POR LA ALAMEDA

Una sección de Lola Fernández Burgos
Para remitir sus comentarios, clique AQUÍ

NI UNA MUERTE DE MÁS


Pensaba que violar a mujeres con casi total impunidad y como parte normalizada de culturas machistas y patriarcales, en las que la mujer es considerada inferior al hombre, era cosa de la India y otros países lejanos en todos los sentidos. Eso pensaba, ilusa de mí, hasta que este verano leí que en España cada ocho horas una mujer es violada. Estremecedor. Escalofriante. Sin embargo, no es necesario acudir a estadísticas para comprobar cómo se nos trata en este país, cuando más que aplicar las leyes de protección a las mujeres, se discute hasta la terminología de la violencia que las mata. Y no es sólo el continuo goteo de víctimas a manos de quienes dicen amarlas: hay que añadir las muchísimas más mujeres que viven un infierno puertas adentro, bajo el yugo torturador de hombres que se sienten a salvo en su hogar para maltratarlas sin castigo a tan absoluta cobardía. Todos sin excepción hemos recibido la vida de una madre, y con ella hemos establecido nuestra primera relación humana, por lo que es fácil concluir que el dañar a la mujer nace más de factores externos, culturales y sociales, que de una predisposición genética de odio en el género con mayor fuerza física para abusar de ella en contra del género más débil a este nivel. Nacemos sin prejuicios ni rechazos, y es la mala educación la que crea malas personas.

Dañar a la mujer tiene distintos grados, y va desde el invisibilizarla en el lenguaje, hasta asesinarla; aunque sin olvidar cómo se la ningunea y atemoriza, cuán frecuentemente no se le reconoce su talento, cómo se la considera de segunda valorando menos su trabajo económicamente con respecto a idéntica tarea si la realiza un hombre, de qué modo tan cínico y desvergonzado se la culpa a ella de los males que el hombre le infringe, ...y un largo etcétera que da cuenta de que más allá de fríos números y conceptos está una cruel realidad de mujeres violadas, vejadas, apaleadas, silenciadas, maltratadas hasta la muerte, con una frecuencia que duele y que da asco. Porque repugnante es que la violencia contra la mujer no se ataje de cuajo, con la escrupulosa aplicación de la Ley, con sentencias dictadas por jueces que verdaderamente protejan a la víctima en lugar de condenarla (¡¿se puede permitir que una jueza le pregunte a una mujer violada que si cerró los muslos con suficiente fuerza para evitar la agresión sexual?!). Como también me parece, por otra parte, incomprensible que se desdibuje el delito de violación en el término de agresión sexual, como queriendo restarle importancia; algo así como lo de llamar investigado al imputado...

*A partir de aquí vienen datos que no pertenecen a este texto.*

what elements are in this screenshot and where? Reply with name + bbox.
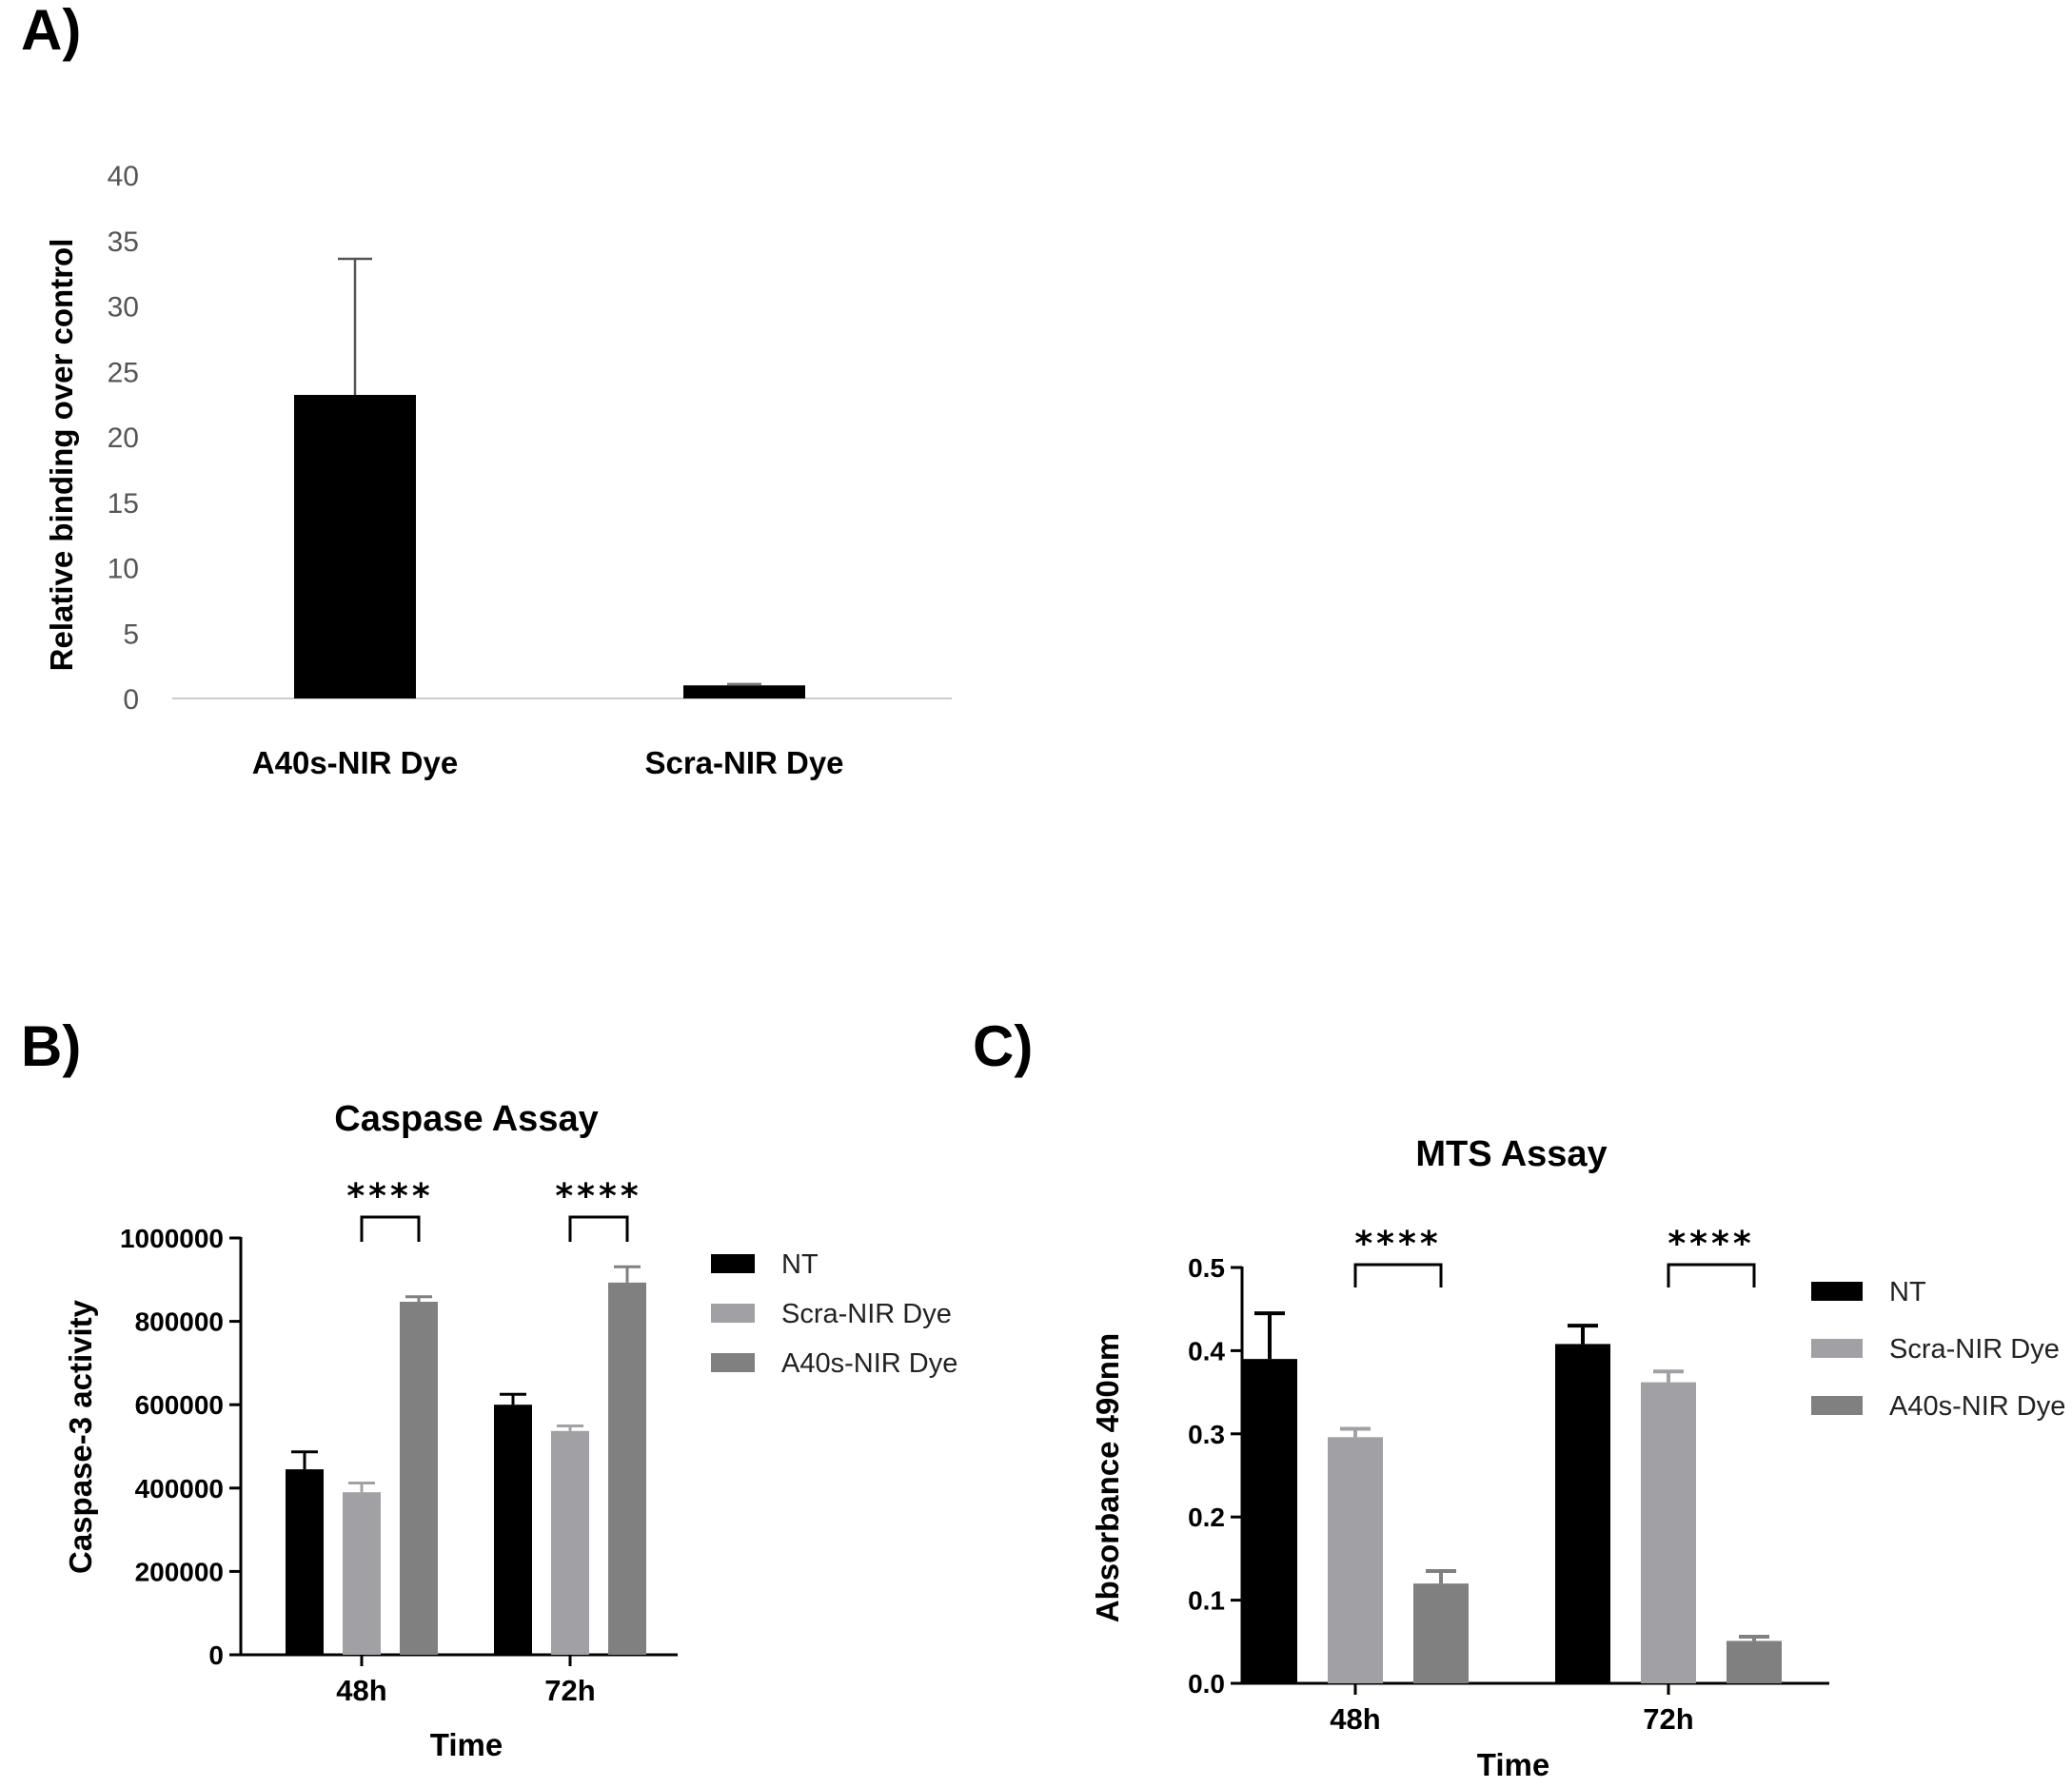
chart-a: Relative binding over control 0 5 10 15 20 25… [44, 161, 952, 780]
y-tick-label: 0.0 [1188, 1669, 1225, 1699]
bar-a40s-nir-dye-48h [400, 1302, 438, 1655]
significance-label: **** [346, 1177, 433, 1216]
bar-a40s-nir-dye-72h [1727, 1641, 1782, 1683]
legend-label: Scra-NIR Dye [1889, 1334, 2060, 1365]
legend-label: A40s-NIR Dye [1889, 1391, 2065, 1422]
chart-b-xlabel: Time [430, 1727, 503, 1762]
bar-a40s-nir-dye-72h [608, 1282, 646, 1655]
bar-nt-48h [286, 1469, 324, 1655]
legend-label: NT [781, 1249, 819, 1280]
category-label: 48h [336, 1674, 386, 1707]
bar-scra-nir-dye-48h [1328, 1437, 1383, 1683]
chart-b: Caspase Assay Caspase-3 activity Time 0 2… [63, 1099, 957, 1762]
bar-nt-48h [1242, 1359, 1297, 1683]
legend-label: Scra-NIR Dye [781, 1299, 952, 1329]
chart-a-ylabel: Relative binding over control [44, 239, 79, 672]
bar-a40s-nir-dye [294, 395, 416, 698]
significance-bracket [360, 1215, 421, 1242]
y-tick-label: 1000000 [120, 1224, 224, 1253]
significance-label: **** [1667, 1225, 1754, 1264]
bar-nt-72h [494, 1405, 532, 1655]
category-label: 72h [544, 1674, 595, 1707]
y-tick-label: 35 [108, 226, 139, 258]
y-tick-label: 5 [123, 619, 139, 650]
y-tick-label: 15 [108, 488, 139, 520]
significance-bracket [1667, 1263, 1756, 1287]
y-tick-label: 0.3 [1188, 1420, 1225, 1449]
significance-bracket [1353, 1263, 1443, 1287]
panel-label-b: B) [21, 1014, 81, 1078]
bar-a40s-nir-dye-48h [1413, 1583, 1469, 1683]
category-label: 48h [1330, 1702, 1380, 1736]
legend-label: NT [1889, 1277, 1926, 1307]
y-tick-label: 0 [123, 684, 139, 716]
chart-c-xlabel: Time [1477, 1747, 1549, 1782]
y-tick-label: 10 [108, 554, 139, 585]
legend-swatch [1811, 1339, 1863, 1358]
y-tick-label: 30 [108, 292, 139, 324]
chart-c: MTS Assay Absorbance 490nm Time 0.0 0.1 0.… [1090, 1134, 2065, 1782]
bar-scra-nir-dye-72h [1641, 1382, 1696, 1683]
y-tick-label: 0.5 [1188, 1253, 1225, 1283]
significance-label: **** [555, 1177, 641, 1216]
y-tick-label: 0.4 [1188, 1336, 1225, 1366]
panel-label-a: A) [21, 0, 81, 62]
y-tick-label: 20 [108, 422, 139, 454]
chart-b-title: Caspase Assay [334, 1099, 598, 1139]
y-tick-label: 40 [108, 161, 139, 192]
chart-c-title: MTS Assay [1415, 1134, 1607, 1174]
significance-bracket [568, 1215, 629, 1242]
category-label: 72h [1643, 1702, 1693, 1736]
significance-label: **** [1354, 1225, 1441, 1264]
legend-swatch [711, 1254, 755, 1273]
legend-label: A40s-NIR Dye [781, 1348, 957, 1379]
y-tick-label: 600000 [135, 1390, 224, 1420]
chart-c-ylabel: Absorbance 490nm [1090, 1333, 1125, 1622]
y-tick-label: 0 [208, 1641, 224, 1670]
y-tick-label: 0.1 [1188, 1586, 1225, 1616]
y-tick-label: 800000 [135, 1307, 224, 1337]
category-label: A40s-NIR Dye [252, 745, 458, 780]
bar-nt-72h [1555, 1344, 1610, 1683]
bar-scra-nir-dye [683, 685, 805, 698]
y-tick-label: 400000 [135, 1474, 224, 1503]
y-tick-label: 0.2 [1188, 1503, 1225, 1532]
category-label: Scra-NIR Dye [644, 745, 843, 780]
legend-swatch [1811, 1282, 1863, 1301]
legend-swatch [1811, 1396, 1863, 1415]
chart-b-ylabel: Caspase-3 activity [63, 1299, 98, 1574]
panel-label-c: C) [973, 1014, 1033, 1078]
bar-scra-nir-dye-48h [343, 1492, 381, 1655]
legend-swatch [711, 1304, 755, 1323]
y-tick-label: 25 [108, 357, 139, 388]
bar-scra-nir-dye-72h [551, 1430, 589, 1655]
legend-swatch [711, 1353, 755, 1372]
y-tick-label: 200000 [135, 1557, 224, 1586]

Qué triste e indignante es comprobar cuántos impedimentos hay para que no nos sintamos tratadas mal por el simple hecho de ser mujeres. Porque una sola mujer muerta por la sinrazón de un machismo que cuando se expresa no es convenientemente castigado, a la realidad me remito, es una muerte de más; y el incesante número da miedo, es como un grifo que gotea: pudiera parecer que la merma es insignificante, pero enseguida se comprueba que es una preciosa cantidad de agua que se pierde inútilmente. Pienso en cada mujer asesinada por un hombre que se cree con derecho a disponer de su vida, y de tantas vidas futuras abortadas para siempre, y siento el dolor de la pérdida como si fuera mi madre, mi hermana, mi hija, o yo misma. No comprendo que no sea el sentir general, pero sé muy bien que no lo es, pues entonces hace siglos que se habría acabado con esta nauseabunda violencia asesina.